Sei più bella del Napoli che vince 4 a 1 il Bologna.

Quanto lo ringiovanisce, e quanto gli fa davvero bene la sua influenza? Lei, infatti, è in quell'età in cui ci si può ancora permettere di sognare il mondo del cinema, l'Erasmus a Barcellona; lui, invece, ha esaurito in fretta i risparmi e il desiderio di fuggire. Al giorno d'oggi servono i soldi anche per permettersi un briciolo di orgoglio. Anche per garantirsi l'amore: in definitiva, un investimento sbagliato. Il compleanno festeggiato a Roma, il manifesto della Nouvelle Vague visto in un elitario cineforum a San Valentino, un appuntamento galante qui e la spesa per una perfetta carbonara lì: agli equilibri della coppia corrisponde purtroppo l'allarme del conto ormai in rosso, il pericolo fatale di un cuore in frantumi. Lo salveranno magari il sogno di stringere la mano al novantaseienne Raffaele La Capria, la passione per la scrittura, se nell'angusta cameretta di Amoresano le giornate in spiaggia con la nonna, le relazioni a distanza di cui parlottano i pendolari in treno, le lezioni di inglese presso i mormoni si trasformano, con un po' di poesia, in racconto di formazione?

Dicono che i napoletani parlino al passato remoto, ma è un'idea sbagliata […] Secondo me è più che vedono il futuro, il presente e il passato come un'unica striscia dritta, come se esistessero tutti nello stesso istante e quindi sapessero che niente potrà mai davvero cambiare.

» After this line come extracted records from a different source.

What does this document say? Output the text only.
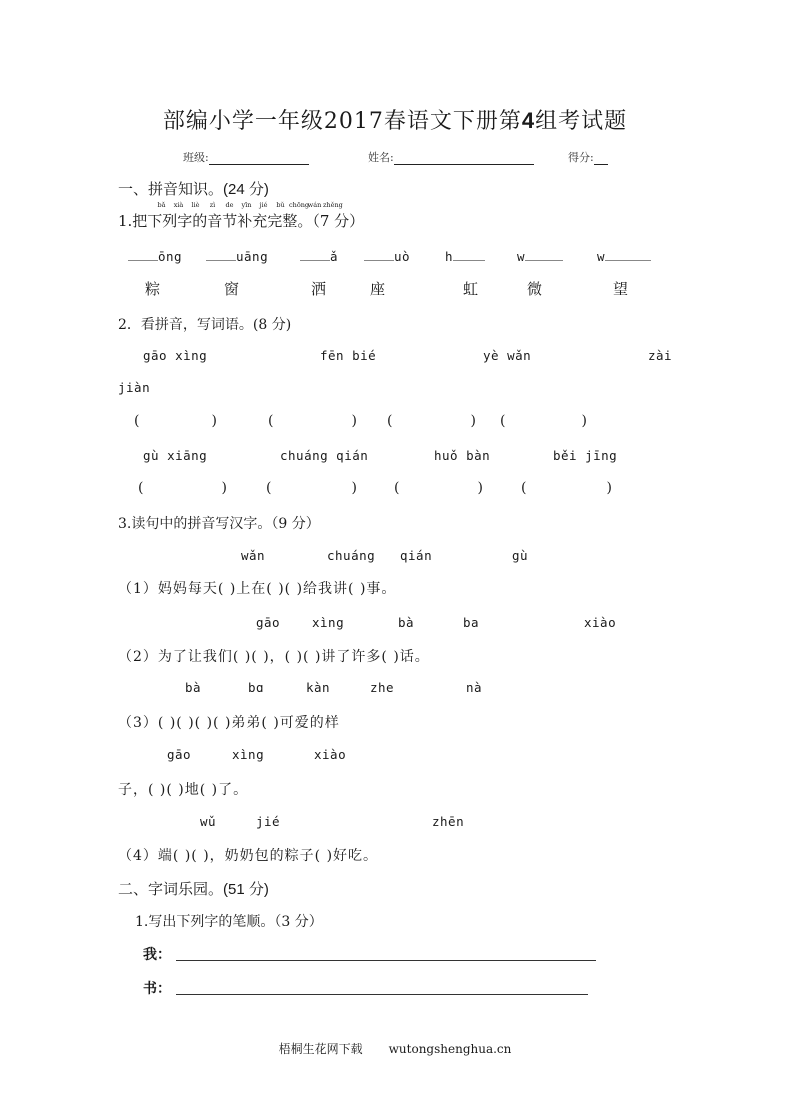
部编小学一年级2017春语文下册第4组考试题
班级:	姓名:	得分:
一、拼音知识。(24 分)
bǎ xià liè zì de yīn jié bǔ chōngwán zhěng
1.把下列字的音节补充完整。（7 分）
ōng	uāng	ǎ	uò	h	w	w
粽	窗	洒	座	虹	微	望
2．看拼音，写词语。(8 分)
gāo xìng	fēn bié	yè wǎn	zài
jiàn
(	)	(	) (	) (	)
gù xiāng	chuáng qián	huǒ bàn	běi jīng
(	)	(	)	(	)	(	)
3.读句中的拼音写汉字。（9 分）
wǎn	chuáng qián	gù
（1）妈妈每天( )上在( )( )给我讲( )事。
gāo	xìng	bà	ba	xiào
（2）为了让我们( )( )，( )( )讲了许多( )话。
bà	bɑ	kàn	zhe	nà
（3）( )( )( )( )弟弟( )可爱的样
gāo	xìng	xiào
子，( )( )地( )了。
wǔ	jié	zhēn
（4）端( )( )，奶奶包的粽子( )好吃。
二、字词乐园。(51 分)
1.写出下列字的笔顺。（3 分）
我：
书：
梧桐生花网下载 wutongshenghua.cn
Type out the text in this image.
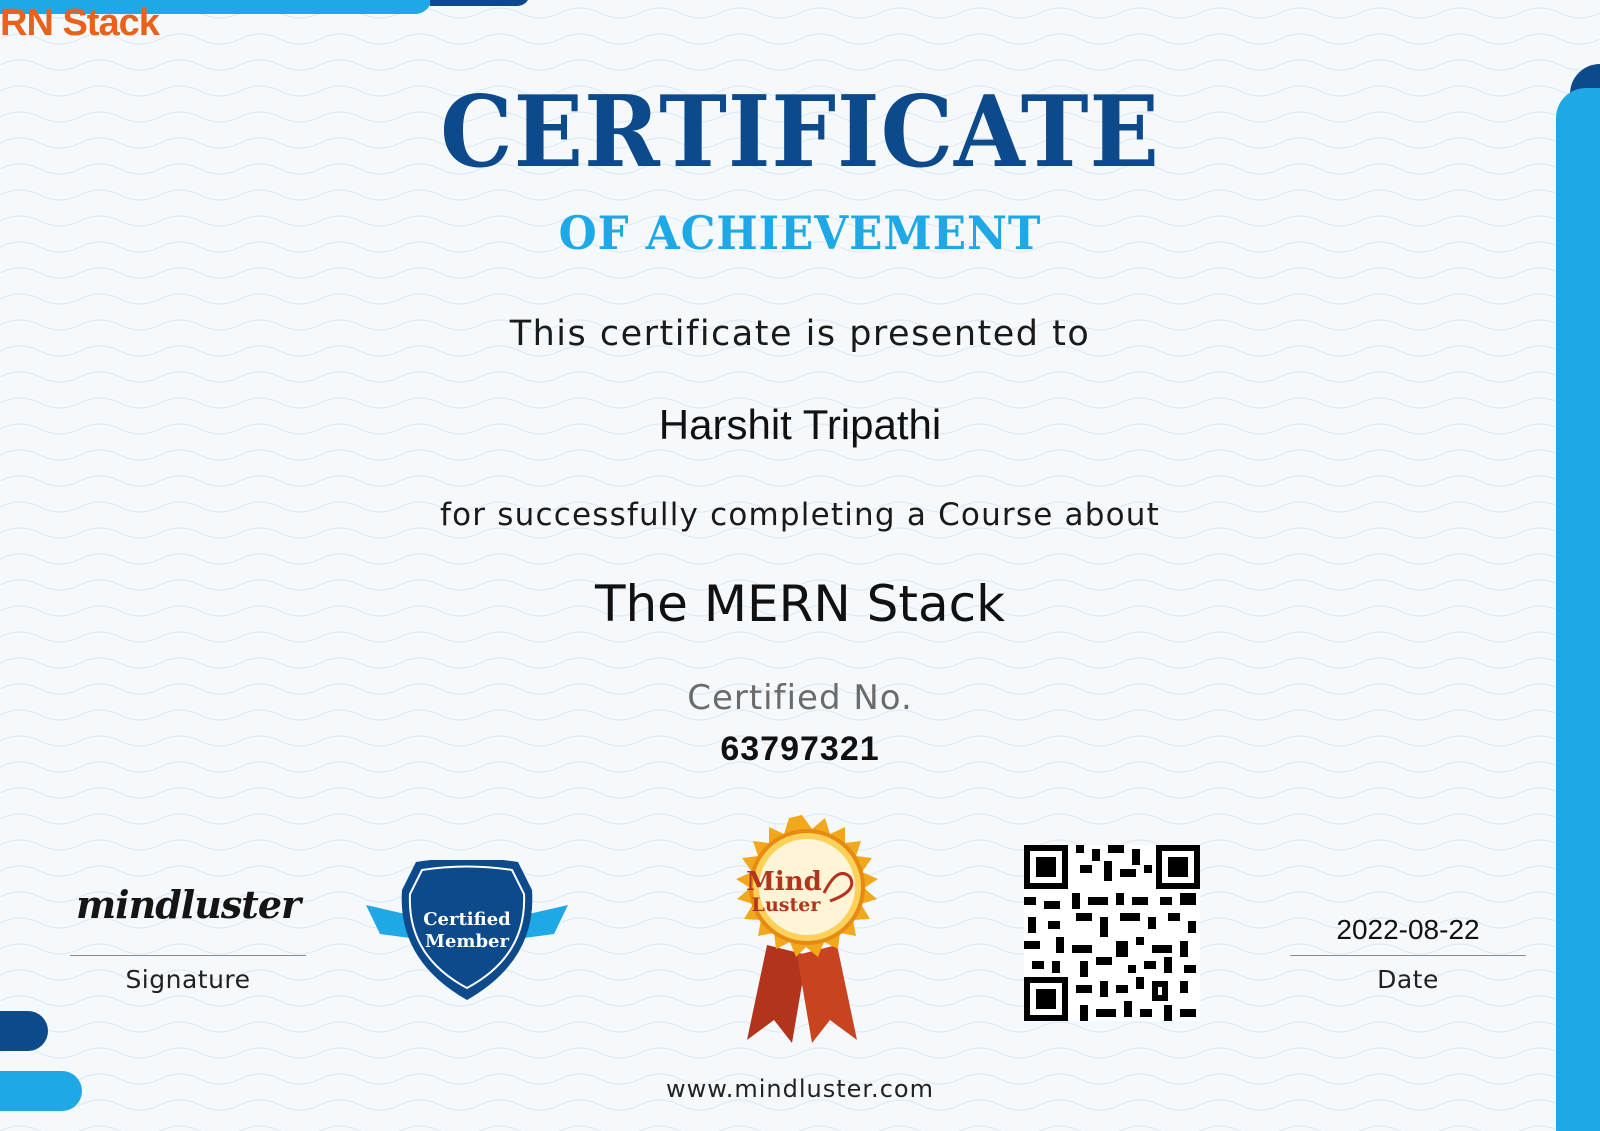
RN Stack
CERTIFICATE
OF ACHIEVEMENT
This certificate is presented to
Harshit Tripathi
for successfully completing a Course about
The MERN Stack
Certified No.
63797321
mindluster
Signature
Certified
Member
Mind
Luster
2022-08-22
Date
www.mindluster.com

L'esordiente Alessio Forgione, napoletano emigrato a Londra per spirito di autoconservazione, si svuota il cuore e le tasche, le scarpe piene di sassi, in una prova narrativa che trasuda urgenza e sincerità. Ci mette un filo di simpatia, cosa che non guasta, e citazioni pop a non finire – le maratone di The Wire in streaming, le commedie nere del primo Martin McDonagh davanti a cui sonnecchiare –, preso a godersi non senza sensi di colpa la monotona indolenza della disoccupazione giovanile e a smantellare i luoghi comuni su una città senza pizza, caffè zuccherato, atteggiamenti truffaldini o dialetti stretti. Milionaria in De Filippo, proletaria in Forgione, è in attesa del candore di una nevicata che continua a negarsi ostinatamente ai suoi abitanti, con gli yacht ormeggiati a largo e le ville per villeggianti precluse ai poveri di spirito. I personaggi di Napoli mon amour, romanzo condannato all'implosione, sprovvisto di risposte consolanti o gioie, hanno il mare a un passo: peccato non sappiano cosa farsene. Dalla tua, grato per il bagno di verità ma profondamente amareggiato a fine lettura, non sai bene se gli perdonerai mai una sincerità che ti ha fatto bene e male insieme. Vedi Napoli, e poi?